Filho de políticos, nunca utilizou as benesses que o poder poderia oferecer. Lutou para conquistar seu lugar ao sol. Trabalhou em empresa privada, submeteu-se a concursos públicos e colocou sua inteligência e capacidade a serviço da causa da justiça. Era um revoltado com as injustiças. Costumava me procurar para que eu ajudasse um conhecido em dificuldade. Não precisava ser amigo dele, bastava que tomasse ciência da sua história. E quantos desses seus interlocutores eu não atendi e resolvi problemas. Preocupava-se mais com o próximo do que consigo mesmo. Era religioso e tinha absoluta fé em Deus e nos seus desígnios.

Quando criança foi vítima de um medicamento aplicado em dose excessiva. Corri em busca de Fernando Cunha Lima, seu pediatra. O socorro lhe salvou a vida mas deixou sequelas visíveis em um tique nervoso que não o largou até a morte. Agora o poeta Fernando me manda um poema em homenagem ao seu pequeno cliente: Hoje essa dor maior a te afligir,/Bem maior do que uma punhalada,/E dor como paixão fica marcada,/Dentro do peito sem querer sair. E conclui: Apenas pede a Deus compreensão/pra suportar tamanha provação/De Pai pra Pai ao enterrar teu filho/. Agradecido ao poeta, chorei por ele não poder, pela segunda vez, salvar a vida do meu filho.

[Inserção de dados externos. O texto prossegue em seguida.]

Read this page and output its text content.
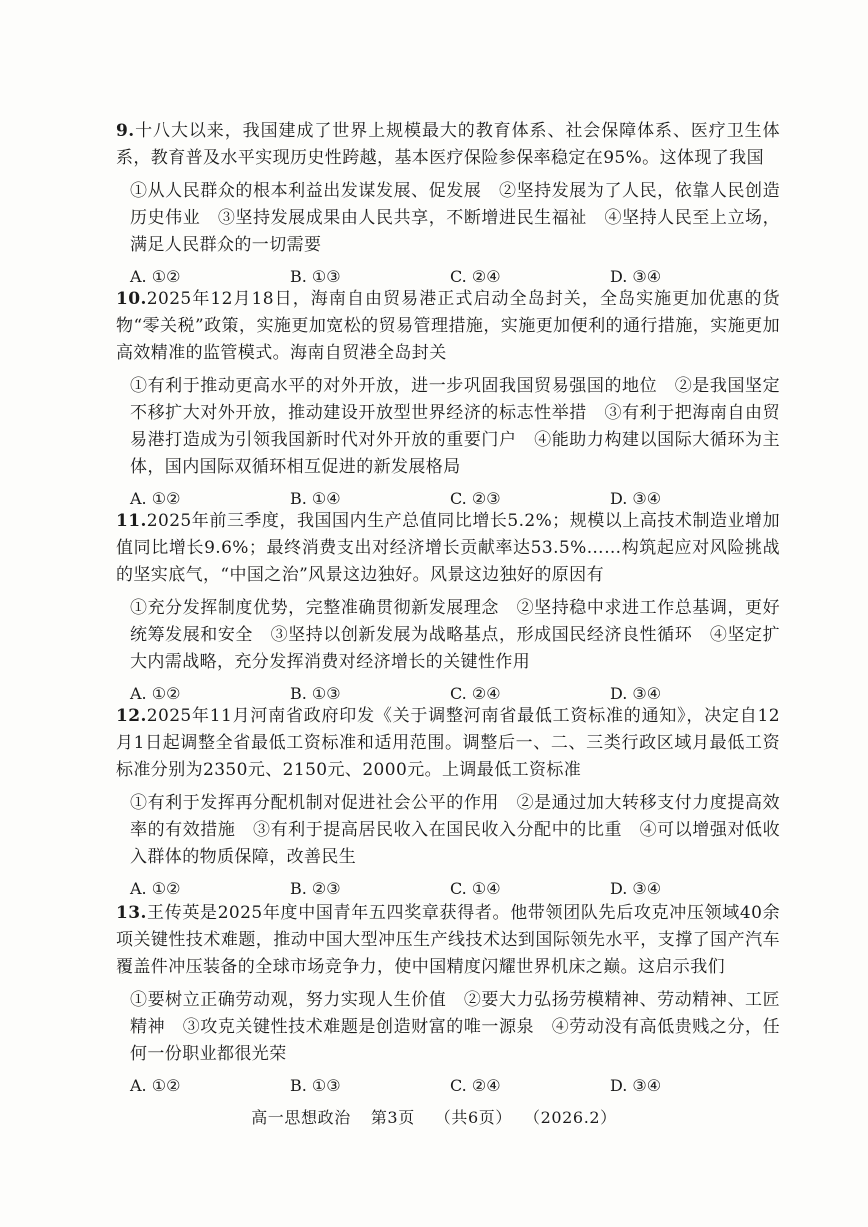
9.十八大以来，我国建成了世界上规模最大的教育体系、社会保障体系、医疗卫生体系，教育普及水平实现历史性跨越，基本医疗保险参保率稳定在95%。这体现了我国
①从人民群众的根本利益出发谋发展、促发展　②坚持发展为了人民，依靠人民创造历史伟业　③坚持发展成果由人民共享，不断增进民生福祉　④坚持人民至上立场，满足人民群众的一切需要
A. ①②	B. ①③	C. ②④	D. ③④
10.2025年12月18日，海南自由贸易港正式启动全岛封关，全岛实施更加优惠的货物“零关税”政策，实施更加宽松的贸易管理措施，实施更加便利的通行措施，实施更加高效精准的监管模式。海南自贸港全岛封关
①有利于推动更高水平的对外开放，进一步巩固我国贸易强国的地位　②是我国坚定不移扩大对外开放，推动建设开放型世界经济的标志性举措　③有利于把海南自由贸易港打造成为引领我国新时代对外开放的重要门户　④能助力构建以国际大循环为主体，国内国际双循环相互促进的新发展格局
A. ①②	B. ①④	C. ②③	D. ③④
11.2025年前三季度，我国国内生产总值同比增长5.2%；规模以上高技术制造业增加值同比增长9.6%；最终消费支出对经济增长贡献率达53.5%……构筑起应对风险挑战的坚实底气，“中国之治”风景这边独好。风景这边独好的原因有
①充分发挥制度优势，完整准确贯彻新发展理念　②坚持稳中求进工作总基调，更好统筹发展和安全　③坚持以创新发展为战略基点，形成国民经济良性循环　④坚定扩大内需战略，充分发挥消费对经济增长的关键性作用
A. ①②	B. ①③	C. ②④	D. ③④
12.2025年11月河南省政府印发《关于调整河南省最低工资标准的通知》，决定自12月1日起调整全省最低工资标准和适用范围。调整后一、二、三类行政区域月最低工资标准分别为2350元、2150元、2000元。上调最低工资标准
①有利于发挥再分配机制对促进社会公平的作用　②是通过加大转移支付力度提高效率的有效措施　③有利于提高居民收入在国民收入分配中的比重　④可以增强对低收入群体的物质保障，改善民生
A. ①②	B. ②③	C. ①④	D. ③④
13.王传英是2025年度中国青年五四奖章获得者。他带领团队先后攻克冲压领域40余项关键性技术难题，推动中国大型冲压生产线技术达到国际领先水平，支撑了国产汽车覆盖件冲压装备的全球市场竞争力，使中国精度闪耀世界机床之巅。这启示我们
①要树立正确劳动观，努力实现人生价值　②要大力弘扬劳模精神、劳动精神、工匠精神　③攻克关键性技术难题是创造财富的唯一源泉　④劳动没有高低贵贱之分，任何一份职业都很光荣
A. ①②	B. ①③	C. ②④	D. ③④
高一思想政治 第3页 （共6页） （2026.2）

Flávio era a alegria em pessoa. Onde chegava dominava o ambiente com seu afeto contagiante. Por onde passou só fez amigos e todos eles choram a dor da sua partida. Companheiros que o conheceram nos colégios Pio XII e Pio X, na Faculdade de Direito da UFPB, da antiga TELPA ou no TRE estiveram a rememorar passagens, gestos e atitudes do seu comportamento exemplar como amigo solidário e afetuoso. Recebi milhares de mensagens e foi impossível responder a todas, uma a uma.

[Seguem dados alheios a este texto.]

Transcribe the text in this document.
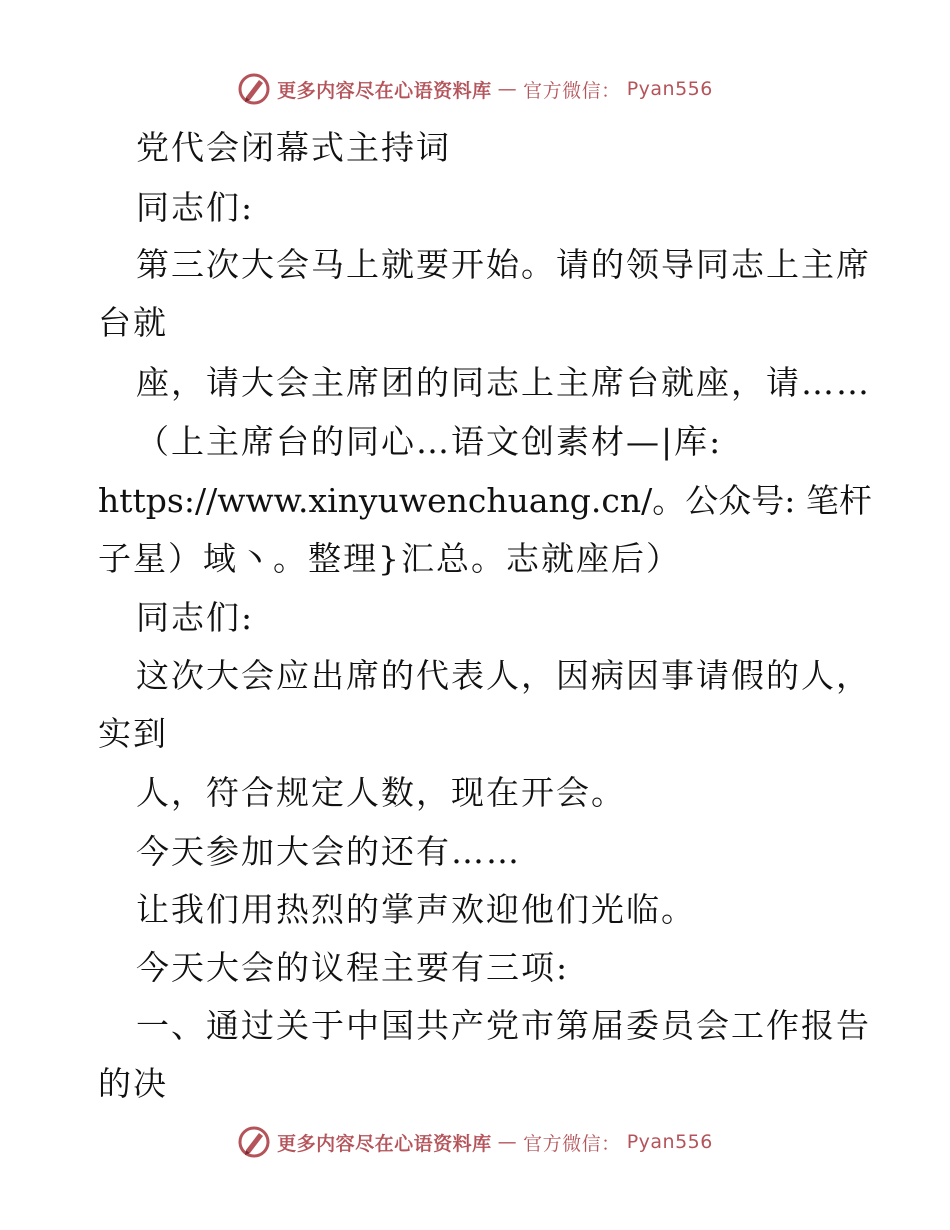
更多内容尽在心语资料库 — 官方微信： Pyan556
党代会闭幕式主持词
同志们:
第三次大会马上就要开始。请的领导同志上主席
台就
座，请大会主席团的同志上主席台就座，请……
（上主席台的同心…语文创素材—|库:
https://www.xinyuwenchuang.cn/。公众号: 笔杆
子星）域丶。整理}汇总。志就座后）
同志们:
这次大会应出席的代表人，因病因事请假的人，
实到
人，符合规定人数，现在开会。
今天参加大会的还有……
让我们用热烈的掌声欢迎他们光临。
今天大会的议程主要有三项:
一、通过关于中国共产党市第届委员会工作报告
的决
更多内容尽在心语资料库 — 官方微信： Pyan556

Perdi também o meu maior admirador. Tudo que eu fazia, escrevia ou publicava era motivo de seu orgulho. Muitas vezes, lhe entreguei a primeira leitura de meus trabalhos. Ele também fazia o mesmo, e só depois, mandava os seus escritos à publicação. Seus trabalhos técnicos revelavam um estudioso do direito eleitoral, preocupado em descobrir a verdade e ver realizada a justiça. Alguns sítios da internet a nível nacional, publicaram sua obra, esporádica mas na direção da melhor verdade.

Agora devo procurar o aconchego das minhas netas. A vida pública costuma nos afastar da família. Flavio chegou a proclamar essa sua mágoa em trabalho escolar. Lamentava não ter o pai por perto em todas as horas, para o cinema, para o futebol ou para buscá-lo na escola. Essa dívida eu procurei pagar me aproximando mais do homem que se tornou. Mas perdi grande parte da sua alegria infanto-juvenil. Que Deus me dê uma vida mais longa. Eu preciso pagar a minha netas o carinho que não dei ao pai delas.